Human
sepsis is characterized by a set of systemic reactions in response to intensive and massive
infection that failed to be locally contained by the host. Currently,
sepsis ranks among the top ten causes of mortality in the USA intensive care units. During
sepsis there are two established haemodynamic phases that may overlap. The initial phase (hyperdynamic) is defined as a massive production of proinflammatory
cytokines and
reactive oxygen species by macrophages and neutrophils that affects vascular permeability (leading to
hypotension), cardiac function and induces metabolic changes culminating in tissue
necrosis and organ failure. Consequently, the most common cause of mortality is
acute kidney injury. The second phase (hypodynamic) is an anti-inflammatory process involving altered monocyte antigen presentation, decreased lymphocyte proliferation and function and increased apoptosis. This state known as immunosuppression or immune depression sharply increases the risk of nocosomial
infections and ultimately, death. The mechanisms of these pathophysiological processes are not well characterized. Because both phases of
sepsis may cause irreversible and irreparable damage, it is essential to determine the immunological and physiological status of the patient. This is the main reason why many therapeutic drugs have failed. The same drug given at different stages of
sepsis may be therapeutic or otherwise harmful or have no effect. To understand
sepsis at various levels it is crucial to have a suitable and comprehensive animal model that reproduces the
clinical course of the disease.
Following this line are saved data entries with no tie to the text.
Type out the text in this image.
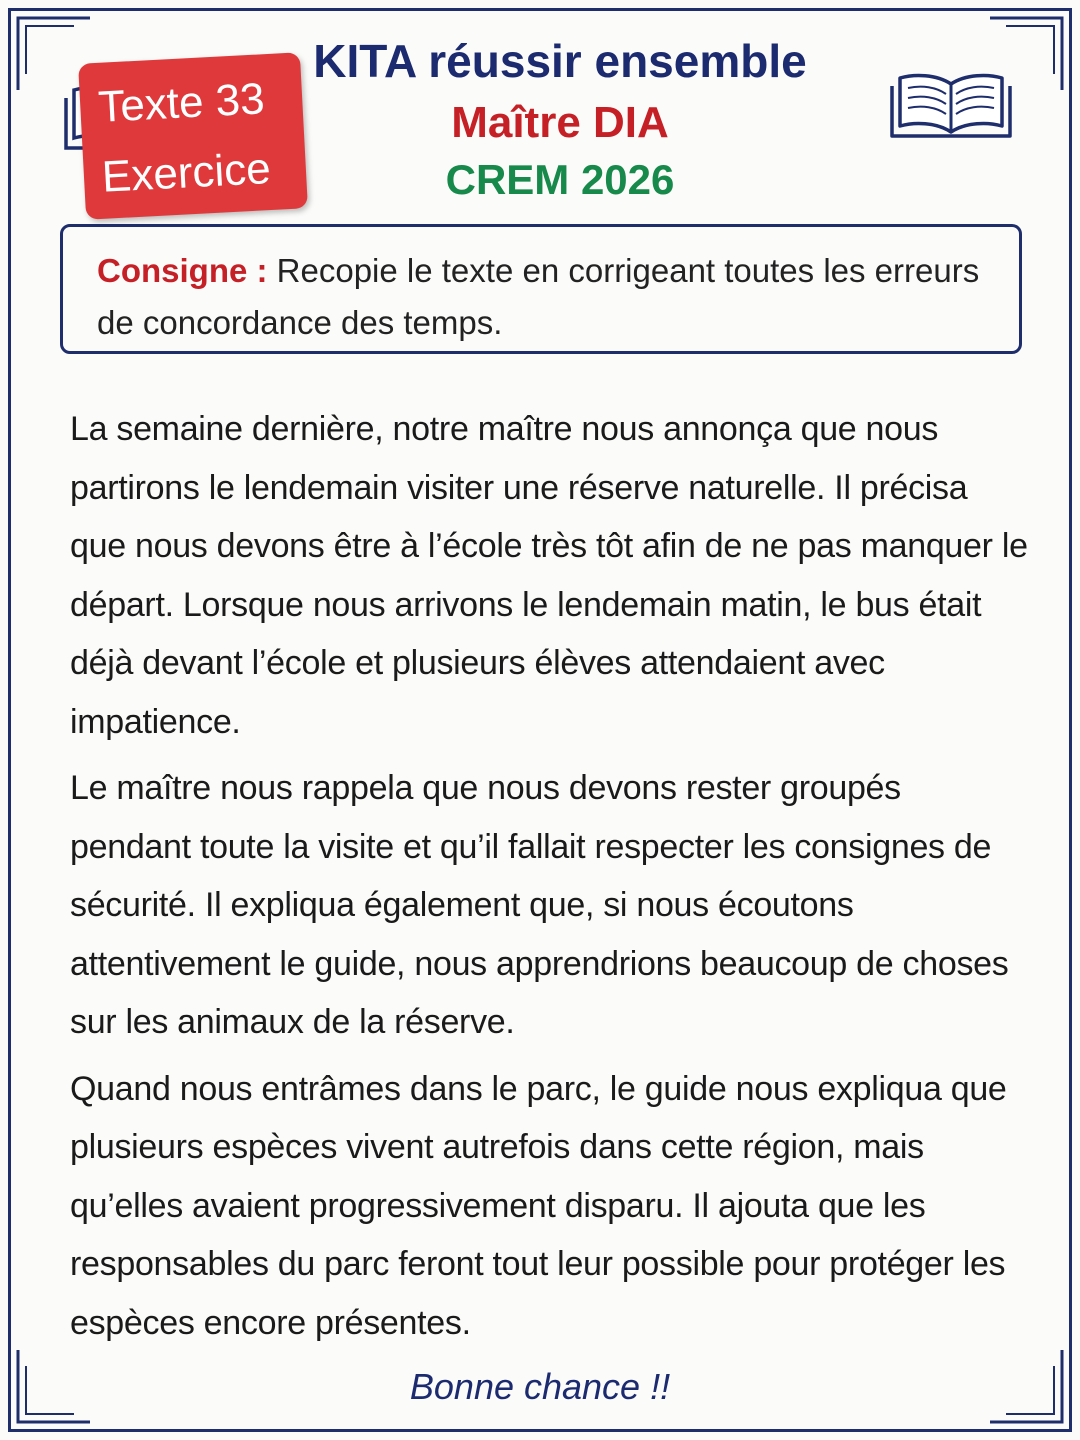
KITA réussir ensemble
Maître DIA
CREM 2026
Texte 33
Exercice
Consigne : Recopie le texte en corrigeant toutes les erreurs de concordance des temps.

La semaine dernière, notre maître nous annonça que nous partirons le lendemain visiter une réserve naturelle. Il précisa que nous devons être à l’école très tôt afin de ne pas manquer le départ. Lorsque nous arrivons le lendemain matin, le bus était déjà devant l’école et plusieurs élèves attendaient avec impatience.

Le maître nous rappela que nous devons rester groupés pendant toute la visite et qu’il fallait respecter les consignes de sécurité. Il expliqua également que, si nous écoutons attentivement le guide, nous apprendrions beaucoup de choses sur les animaux de la réserve.

Quand nous entrâmes dans le parc, le guide nous expliqua que plusieurs espèces vivent autrefois dans cette région, mais qu’elles avaient progressivement disparu. Il ajouta que les responsables du parc feront tout leur possible pour protéger les espèces encore présentes.

Bonne chance !!
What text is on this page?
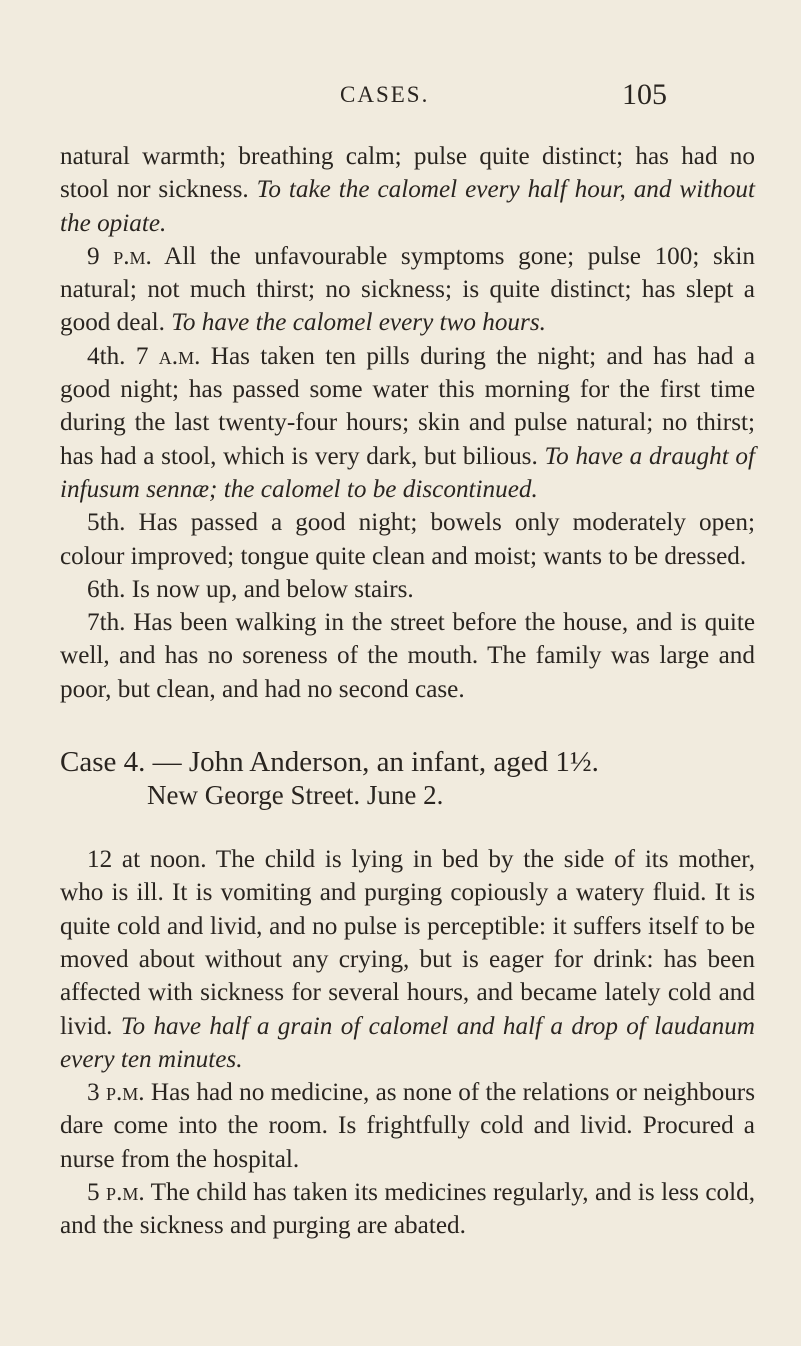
CASES.	105

natural warmth; breathing calm; pulse quite distinct; has had no stool nor sickness. To take the calomel every half hour, and without the opiate.

9 p.m. All the unfavourable symptoms gone; pulse 100; skin natural; not much thirst; no sickness; is quite distinct; has slept a good deal. To have the calomel every two hours.

4th. 7 a.m. Has taken ten pills during the night; and has had a good night; has passed some water this morning for the first time during the last twenty-four hours; skin and pulse natural; no thirst; has had a stool, which is very dark, but bilious. To have a draught of infusum sennæ; the calomel to be discontinued.

5th. Has passed a good night; bowels only moderately open; colour improved; tongue quite clean and moist; wants to be dressed.

6th. Is now up, and below stairs.

7th. Has been walking in the street before the house, and is quite well, and has no soreness of the mouth. The family was large and poor, but clean, and had no second case.

Case 4. — John Anderson, an infant, aged 1½.

New George Street. June 2.

12 at noon. The child is lying in bed by the side of its mother, who is ill. It is vomiting and purging copiously a watery fluid. It is quite cold and livid, and no pulse is perceptible: it suffers itself to be moved about without any crying, but is eager for drink: has been affected with sickness for several hours, and became lately cold and livid. To have half a grain of calomel and half a drop of laudanum every ten minutes.

3 p.m. Has had no medicine, as none of the relations or neighbours dare come into the room. Is frightfully cold and livid. Procured a nurse from the hospital.

5 p.m. The child has taken its medicines regularly, and is less cold, and the sickness and purging are abated.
It is important to characterize the pathophysiological mechanisms occurring during
sepsis and control the model conditions for testing potential therapeutic agents. To study the etiology of human
sepsis researchers have developed different animal models. The most widely used clinical model is cecal
ligation and
puncture (CLP). The CLP model consists of the perforation of the cecum allowing the release of fecal material into the peritoneal cavity to generate an exacerbated immune response induced by
polymicrobial infection. This model fulfills the human condition that is clinically relevant. As in humans, mice that undergo CLP with fluid
resuscitation show the first (early) hyperdynamic phase that in time progresses to the second (late) hypodynamic phase. In addition, the
cytokine profile is similar to that seen in human
sepsis where there is increased lymphocyte apoptosis (reviewed in). Due to the multiple and overlapping mechanisms involved in
sepsis, researchers need a suitable
sepsis model of controlled severity in order to obtain consistent and reproducible results.